An IED Interrogation Arm for the RG-31 and Husky vehicles has been developed by the Night Vision and Electronic Sensors Directorate, part of the Army Research, Development and Engineering Command.
NV&ESD Team Leader Larry Jackson said there are several vehicles currently used for route clearance missions, including the Buffalo Mine Protected Vehicle. But, he said, demand for the Buffalo is very high.
"The word we got back from theater is that Soldiers often don't have the Buffalos when they need them," he said. "The vehicle is in high demand, and there just aren't enough of them."
In collaboration with the team at NV&ESD, discussions began for a new technology that could help teams interrogate IEDs and be quickly developed and fielded.
"We said we would like to provide a similar arm capability to vehicles such as the Husky and the RG-31 which were being used in security missions but had no arm attachment that would allow for IED interrogation," Jackson said.
The new arm, which was initially fielded in Iraq in May 2007 and Afghanistan in July 2007, is designed as an independent component. It is able to be attached to existing vehicles already in theater. Additionally, the arm is lightweight, easily mounted and repaired, easy to use and significantly less expensive than the Buffalo, Jackson said.

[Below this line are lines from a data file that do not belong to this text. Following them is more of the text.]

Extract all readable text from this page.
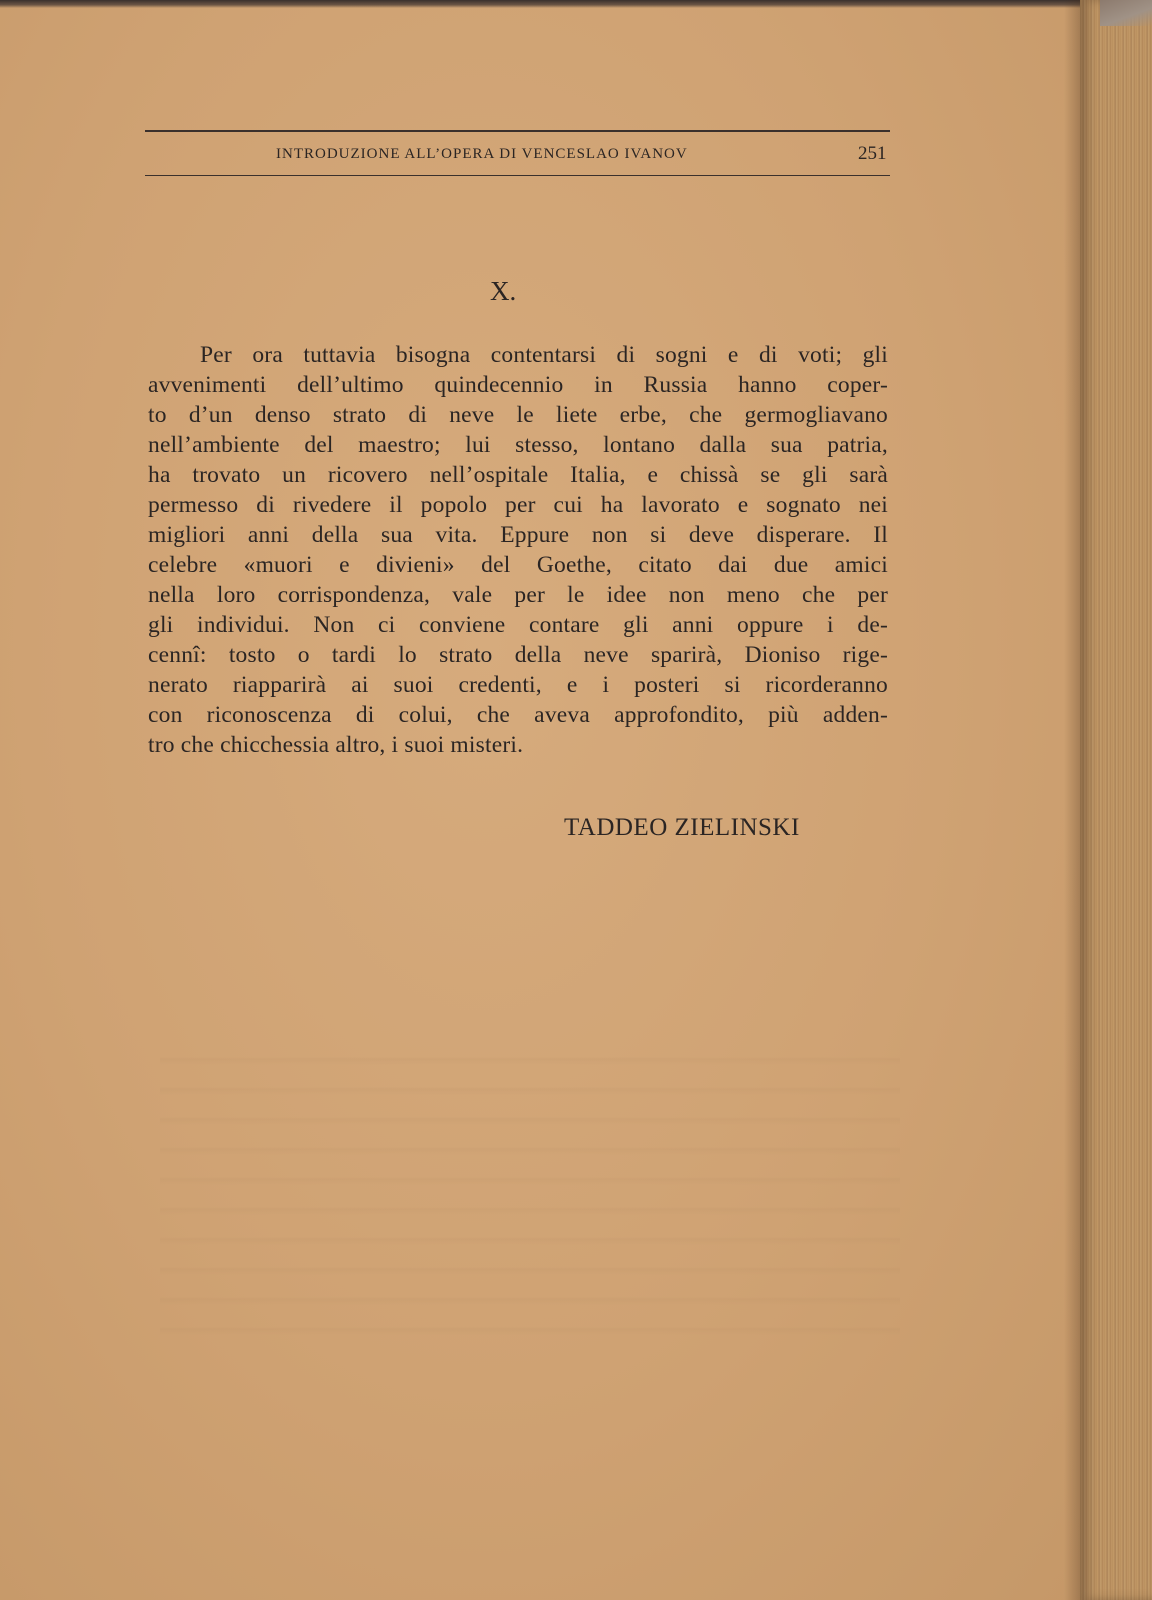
INTRODUZIONE ALL’OPERA DI VENCESLAO IVANOV	251
X.

Per ora tuttavia bisogna contentarsi di sogni e di voti; gli
avvenimenti dell’ultimo quindecennio in Russia hanno coper-
to d’un denso strato di neve le liete erbe, che germogliavano
nell’ambiente del maestro; lui stesso, lontano dalla sua patria,
ha trovato un ricovero nell’ospitale Italia, e chissà se gli sarà
permesso di rivedere il popolo per cui ha lavorato e sognato nei
migliori anni della sua vita. Eppure non si deve disperare. Il
celebre «muori e divieni» del Goethe, citato dai due amici
nella loro corrispondenza, vale per le idee non meno che per
gli individui. Non ci conviene contare gli anni oppure i de-
cennî: tosto o tardi lo strato della neve sparirà, Dioniso rige-
nerato riapparirà ai suoi credenti, e i posteri si ricorderanno
con riconoscenza di colui, che aveva approfondito, più adden-
tro che chicchessia altro, i suoi misteri.

TADDEO ZIELINSKI
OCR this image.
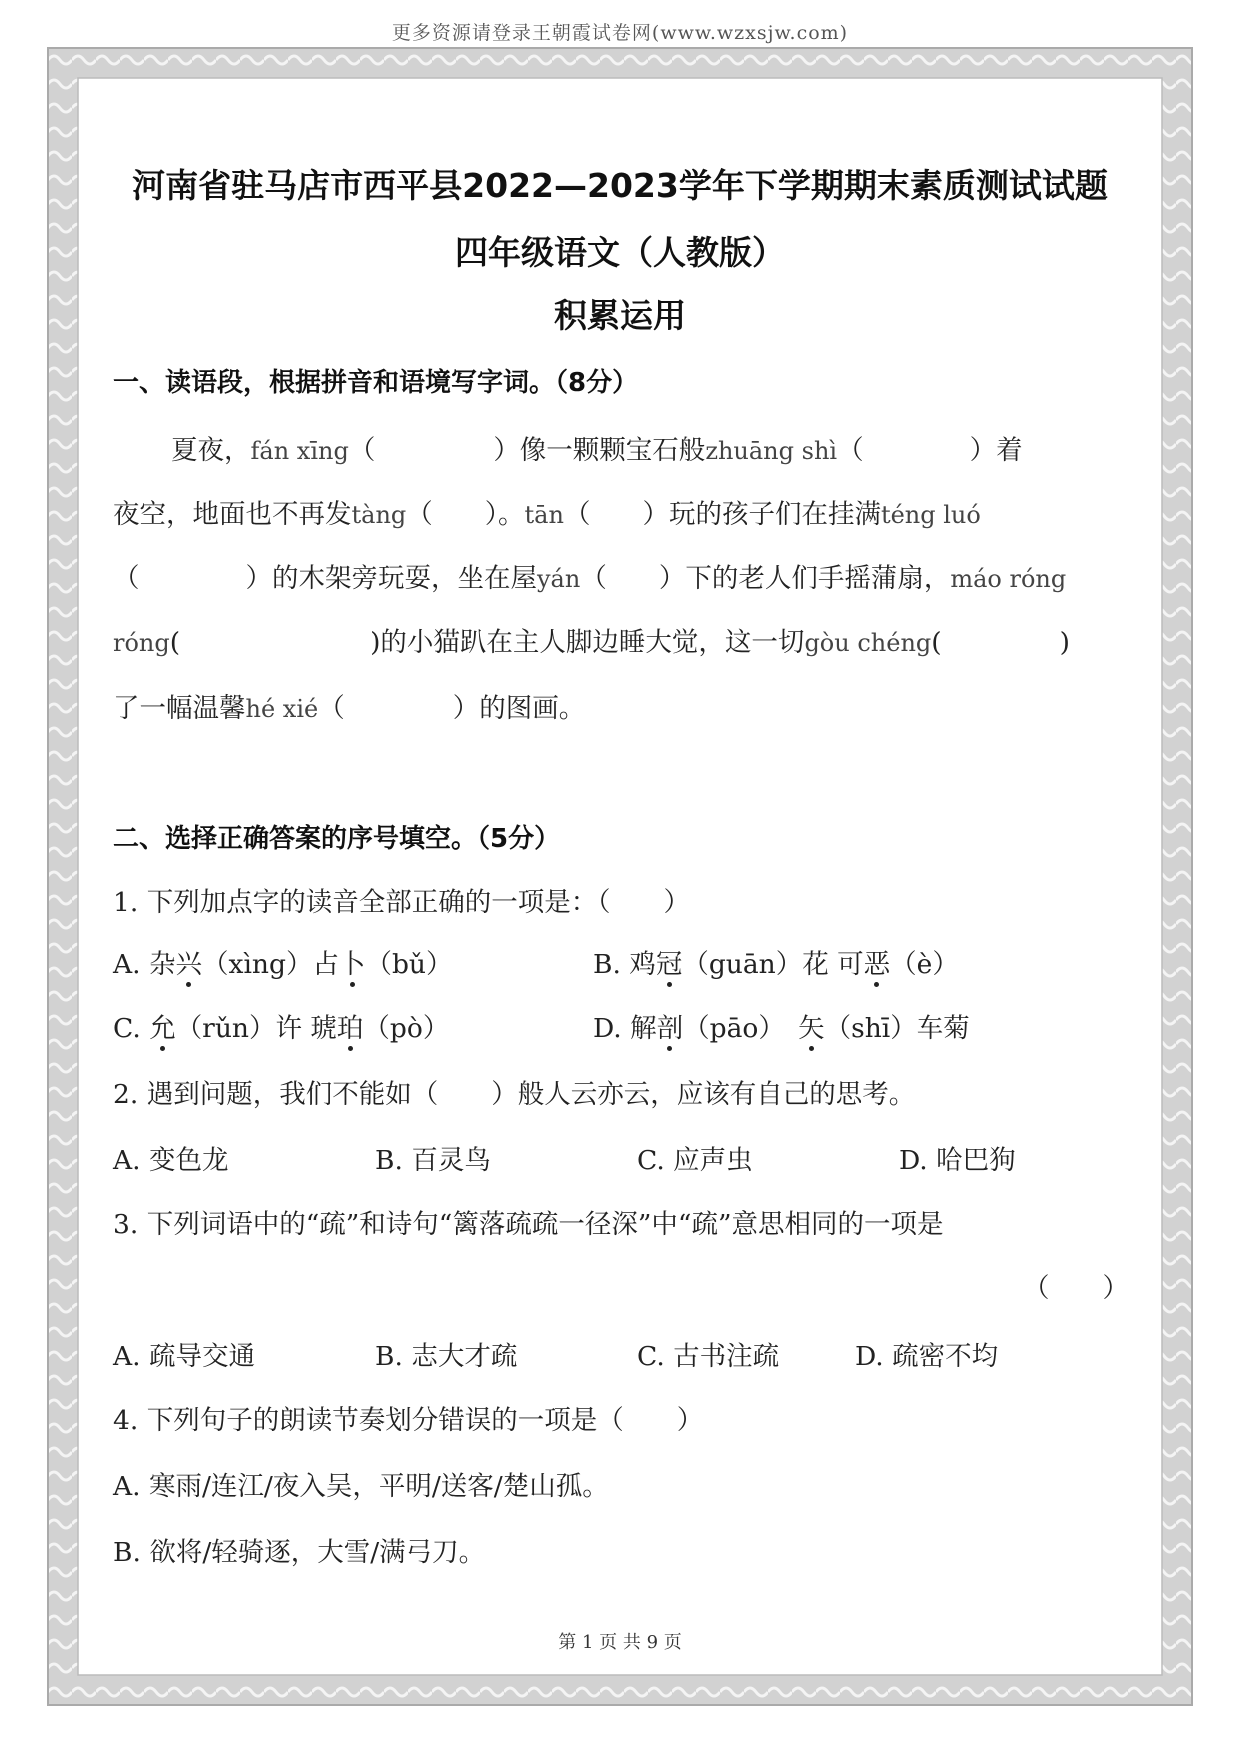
更多资源请登录王朝霞试卷网(www.wzxsjw.com)
河南省驻马店市西平县2022—2023学年下学期期末素质测试试题
四年级语文（人教版）
积累运用
一、读语段，根据拼音和语境写字词。（8分）
夏夜，fán xīng（	）像一颗颗宝石般zhuāng shì（	）着
夜空，地面也不再发tàng（ ）。tān（ ）玩的孩子们在挂满téng luó
（	）的木架旁玩耍，坐在屋yán（ ）下的老人们手摇蒲扇，máo róng
róng(	)的小猫趴在主人脚边睡大觉，这一切gòu chéng(	)
了一幅温馨hé xié（	）的图画。
二、选择正确答案的序号填空。（5分）
1. 下列加点字的读音全部正确的一项是：（　　）
A. 杂兴（xìng）占卜（bǔ）	B. 鸡冠（guān）花 可恶（è）
C. 允（rǔn）许 琥珀（pò）	D. 解剖（pāo）　矢（shī）车菊
2. 遇到问题，我们不能如（　　）般人云亦云，应该有自己的思考。
A. 变色龙	B. 百灵鸟	C. 应声虫	D. 哈巴狗
3. 下列词语中的“疏”和诗句“篱落疏疏一径深”中“疏”意思相同的一项是
（　　）
A. 疏导交通	B. 志大才疏	C. 古书注疏	D. 疏密不均
4. 下列句子的朗读节奏划分错误的一项是（　　）
A. 寒雨/连江/夜入吴，平明/送客/楚山孤。
B. 欲将/轻骑逐，大雪/满弓刀。
第 1 页 共 9 页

Stephen H. Bennett , a mechanical engineer with NV&ESD, was present in Iraq last spring to support deployment of the new arm. He reports a positive reaction to the technology.
"The feedback has been positive, and the troops like it," he said.
As the Interrogation Arm continues to be refined, there is constant communication with the Soldiers on the ground, providing engineers with first-hand guidance on functional improvements, Jackson said.
It was as a result of this ongoing collaboration with the Soldiers who use the arm that functional advancements were made, including the ability to examine hard-to-reach areas behind guard rails.
"We got this information back from the theater and realized we needed to put a pivot point in the middle of the arm so that if there is a guard rail, you can reach out and dip down behind to do the interrogation," Jackson said.
After initial fielding in both Iraq and Afghanistan, additional Interrogation Arm units have been ordered for use in theater, and NV&ESD has been working with Program Manager Countermine to feed the continually growing demand.
"We have been asked to adapt it to different vehicles and we are getting more and more applications in the field," said Jackson.
After 28 years as a civilian engineer for the U.S. Army, Jackson continues to take satisfaction in knowing his work helps to protect our troops.
"The satisfaction of getting this piece of equipment into theater where it is helping to save Soldiers' lives is very rewarding," he said. "For me, this has been the most satisfying project I have worked on in my career."
"There is a satisfying feeling you get when you design something that makes a significant difference," Bennett said.